Cariol Horne -- the Buffalo police officer who was fired for trying to stop a chokehold employed by a fellow cop -- says George Floyd's death demonstrates how fearful police are of crossing the thin blue line ... even when they know it's the right thing to do.
Cariol joined "TMZ Live" Friday on the heels of winning a ruling this week to get her pension and back pay reinstated, after she was fired for the 2006 incident in which she intervened during the arrest of Neal Mack ... stopping a white officer from choking him.

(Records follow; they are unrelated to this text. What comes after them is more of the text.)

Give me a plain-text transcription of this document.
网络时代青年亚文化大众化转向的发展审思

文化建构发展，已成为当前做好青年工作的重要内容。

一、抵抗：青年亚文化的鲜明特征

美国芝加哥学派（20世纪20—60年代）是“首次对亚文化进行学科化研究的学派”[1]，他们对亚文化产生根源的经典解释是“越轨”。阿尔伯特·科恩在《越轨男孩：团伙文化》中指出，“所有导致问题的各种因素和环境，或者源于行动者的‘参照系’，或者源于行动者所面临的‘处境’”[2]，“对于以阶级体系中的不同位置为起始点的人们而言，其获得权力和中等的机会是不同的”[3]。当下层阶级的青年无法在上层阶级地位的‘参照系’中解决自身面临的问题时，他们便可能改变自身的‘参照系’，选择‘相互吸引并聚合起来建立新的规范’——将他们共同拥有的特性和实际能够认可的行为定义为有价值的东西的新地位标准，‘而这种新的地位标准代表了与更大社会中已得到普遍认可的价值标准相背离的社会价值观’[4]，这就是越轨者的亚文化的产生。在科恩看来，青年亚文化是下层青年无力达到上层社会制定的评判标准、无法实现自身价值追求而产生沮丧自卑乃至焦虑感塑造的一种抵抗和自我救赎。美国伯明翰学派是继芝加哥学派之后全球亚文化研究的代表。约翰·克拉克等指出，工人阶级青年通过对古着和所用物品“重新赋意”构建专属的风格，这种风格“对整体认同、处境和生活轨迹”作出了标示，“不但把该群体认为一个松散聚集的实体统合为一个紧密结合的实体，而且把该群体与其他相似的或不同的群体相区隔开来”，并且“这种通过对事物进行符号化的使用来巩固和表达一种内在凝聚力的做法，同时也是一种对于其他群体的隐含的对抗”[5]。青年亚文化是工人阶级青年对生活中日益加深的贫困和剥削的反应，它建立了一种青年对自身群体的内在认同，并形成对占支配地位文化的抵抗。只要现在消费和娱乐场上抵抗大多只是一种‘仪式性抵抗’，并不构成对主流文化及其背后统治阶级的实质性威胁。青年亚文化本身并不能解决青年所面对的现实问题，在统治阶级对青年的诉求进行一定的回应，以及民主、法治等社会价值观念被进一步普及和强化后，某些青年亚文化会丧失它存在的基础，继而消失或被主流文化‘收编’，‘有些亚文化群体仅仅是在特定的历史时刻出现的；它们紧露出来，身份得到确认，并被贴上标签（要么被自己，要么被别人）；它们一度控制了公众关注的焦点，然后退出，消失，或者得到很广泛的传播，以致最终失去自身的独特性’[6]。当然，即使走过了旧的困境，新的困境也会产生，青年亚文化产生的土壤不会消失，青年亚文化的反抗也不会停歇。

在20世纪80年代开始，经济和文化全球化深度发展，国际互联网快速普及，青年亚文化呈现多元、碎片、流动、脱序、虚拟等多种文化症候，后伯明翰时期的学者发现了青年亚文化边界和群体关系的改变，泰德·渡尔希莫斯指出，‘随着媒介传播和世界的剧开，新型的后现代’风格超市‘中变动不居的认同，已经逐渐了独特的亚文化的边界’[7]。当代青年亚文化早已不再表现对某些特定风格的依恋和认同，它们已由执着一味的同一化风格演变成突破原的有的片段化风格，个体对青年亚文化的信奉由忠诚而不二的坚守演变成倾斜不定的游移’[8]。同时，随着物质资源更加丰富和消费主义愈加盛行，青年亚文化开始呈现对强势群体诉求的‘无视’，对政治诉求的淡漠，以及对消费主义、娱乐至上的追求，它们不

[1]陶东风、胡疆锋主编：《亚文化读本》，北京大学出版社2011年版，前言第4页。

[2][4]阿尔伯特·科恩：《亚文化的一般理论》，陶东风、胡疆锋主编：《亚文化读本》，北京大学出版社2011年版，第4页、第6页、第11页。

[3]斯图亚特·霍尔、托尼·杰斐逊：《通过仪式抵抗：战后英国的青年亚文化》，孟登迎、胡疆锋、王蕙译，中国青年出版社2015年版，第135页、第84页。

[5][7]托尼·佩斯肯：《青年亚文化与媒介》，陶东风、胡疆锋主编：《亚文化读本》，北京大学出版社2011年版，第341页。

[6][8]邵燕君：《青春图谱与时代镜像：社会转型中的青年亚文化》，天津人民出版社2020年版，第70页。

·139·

Horne tells us she cried for 2 days after Floyd's death because it didn't have to happen, but the case brought to light what she dealt with 15 years ago. She adds that it shows there needs to be systemic change in how police behave when they witness brutality among their peers.
Attorney Ben Crump
She's already done her part to make it happen, not just with the 2006 incident, but by writing legislation that's been passed into law in Buffalo which obligates officers to stop police brutality, and legally protects those who do.
It's called Cariol's Law, and she's pushing for it to become the norm in the U.S. ... so police can actually play their part in ending police brutality.
As for her legal victory this week, Horne believes the current climate factored in ... as she says people are finally recognizing that police brutality is simply a progression from the days of slavery and segregation.
Horne says it's time for it to come to an end, and for everyone to start doing the right thing ... and following the golden rule.